Tatsuya Yamaguchi, a brand consultant who works with many Tokyo menswear designers on creative direction, echoes this sentiment. “The hurdle to get your name in the official Tokyo Fashion Week calendar [in order to do a show] is not high at all,” he says, adding that the official schedule lost out on cooler menswear brands such as Masu, Dairiku and Attachment, who all showed earlier in the year to be closer to the international men’s schedule. “If it became cooler to show at fashion week here, people would consider it as an option. Even if the timing was difficult, they would make an effort to get into the schedule, but that’s not the case right now,” he says.
Hyke designer Hideaki Yoshihara says global momentum for RFWT that was building around five years ago was derailed by the pandemic. However, he plans to stay on the schedule for now because “it makes more logistical sense” as a Japanese brand. “Tokyo, in general, is amazing for fashion from a consumer point of view, but at the moment, I feel like the best of Tokyo is not being represented at Tokyo Fashion Week,” he says. “Still, I’m hopeful for the future.”

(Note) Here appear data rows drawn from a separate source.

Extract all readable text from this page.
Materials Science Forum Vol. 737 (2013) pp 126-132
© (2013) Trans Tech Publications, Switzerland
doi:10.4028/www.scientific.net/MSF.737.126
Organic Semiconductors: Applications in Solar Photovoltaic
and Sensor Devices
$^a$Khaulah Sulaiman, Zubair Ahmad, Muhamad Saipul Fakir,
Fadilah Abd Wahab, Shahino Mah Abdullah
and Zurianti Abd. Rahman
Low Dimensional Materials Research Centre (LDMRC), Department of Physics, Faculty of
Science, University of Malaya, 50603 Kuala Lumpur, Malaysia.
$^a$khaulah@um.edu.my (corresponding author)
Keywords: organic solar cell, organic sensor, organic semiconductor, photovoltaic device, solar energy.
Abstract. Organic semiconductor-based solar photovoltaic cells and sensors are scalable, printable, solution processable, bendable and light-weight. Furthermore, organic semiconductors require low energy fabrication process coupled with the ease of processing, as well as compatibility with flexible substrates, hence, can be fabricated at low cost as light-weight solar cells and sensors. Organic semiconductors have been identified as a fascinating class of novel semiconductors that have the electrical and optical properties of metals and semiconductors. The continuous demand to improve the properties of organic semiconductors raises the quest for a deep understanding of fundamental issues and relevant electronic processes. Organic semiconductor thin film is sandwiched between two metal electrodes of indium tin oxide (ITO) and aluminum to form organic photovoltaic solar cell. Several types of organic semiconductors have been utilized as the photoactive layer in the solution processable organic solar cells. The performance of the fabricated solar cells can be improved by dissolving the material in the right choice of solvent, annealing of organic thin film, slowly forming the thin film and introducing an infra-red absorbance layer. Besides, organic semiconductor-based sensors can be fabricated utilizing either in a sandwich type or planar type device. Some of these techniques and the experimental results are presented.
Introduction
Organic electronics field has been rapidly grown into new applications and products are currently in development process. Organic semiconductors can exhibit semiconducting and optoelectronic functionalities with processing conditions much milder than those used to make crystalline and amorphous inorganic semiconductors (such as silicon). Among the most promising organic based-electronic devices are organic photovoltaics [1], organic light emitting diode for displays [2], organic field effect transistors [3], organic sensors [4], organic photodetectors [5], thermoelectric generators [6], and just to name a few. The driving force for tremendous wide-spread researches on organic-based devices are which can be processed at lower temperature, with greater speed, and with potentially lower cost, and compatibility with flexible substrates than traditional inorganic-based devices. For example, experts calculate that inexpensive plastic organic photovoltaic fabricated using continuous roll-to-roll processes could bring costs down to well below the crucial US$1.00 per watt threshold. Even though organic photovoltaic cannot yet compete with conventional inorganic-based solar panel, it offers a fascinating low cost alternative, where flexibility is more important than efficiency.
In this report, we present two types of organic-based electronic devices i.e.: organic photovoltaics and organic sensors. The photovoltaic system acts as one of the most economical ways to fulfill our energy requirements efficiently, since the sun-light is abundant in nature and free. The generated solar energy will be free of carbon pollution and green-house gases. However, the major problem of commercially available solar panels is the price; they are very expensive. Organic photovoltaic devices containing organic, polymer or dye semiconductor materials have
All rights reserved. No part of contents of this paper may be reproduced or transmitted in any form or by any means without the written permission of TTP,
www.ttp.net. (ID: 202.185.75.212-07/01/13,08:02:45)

Imajo is aware of these issues. “We have been talking about [refining the schedule] inside the JFWO for more than 10 years, but unfortunately, it hasn’t happened,” he says. First, there are the optics to consider: “In the past, one of our barometers to measure the success of a season was the media coverage numbers and advertisement conversion numbers, so if the number of the participating brands decreases, these numbers will also decrease, which means that the fashion week looks to have become weaker,” says Imajo. He adds that RFWT is also keen to support young brands.
Now that Tokyo has returned to a version of post-lockdown normality, a shift in strategy may be forthcoming. “We have not always allowed all the brands to participate. And since the pandemic situation has now got easier, some things may change,” he says.
Even with the long-term challenges RFWT faces, this season, there was a sense of positivity among Japan’s domestic buyers. “I was especially happy to see so many brands that were doing shows for the first time this year, and I felt that they had a clear idea of what they really wanted to do,” says Yukari Negishi, women’s director of Ron Herman Japan (the fashion retailer has thirteen outlets spread across the country), who noted Kanako Sakai and Seven by Seven as brands who made an impression this season.
The proportion of domestic brands Ron Herman carries has increased in recent seasons to around 40 per cent. Negishi predicts this will continue to rise. “It’s not that I’m intentionally trying to increase the number of Japanese brands, but the number has naturally increased as I’ve been buying unique, interesting and well-made products,” she says.
Maiko Shibata, creative director of Restir, a high-end boutique in Roppongi, noted that this season has felt more polished, noting Fetico’s lingerie-inspired clothing and Harunobu Murata’s womenswear as good examples. “A lot of collections are more mature than before,” she says. “Tokyo Fashion Week used to be more for beginners and or very young designers, but now the brands see a wider view, or maybe a more global view. It’s slightly more professional than before.”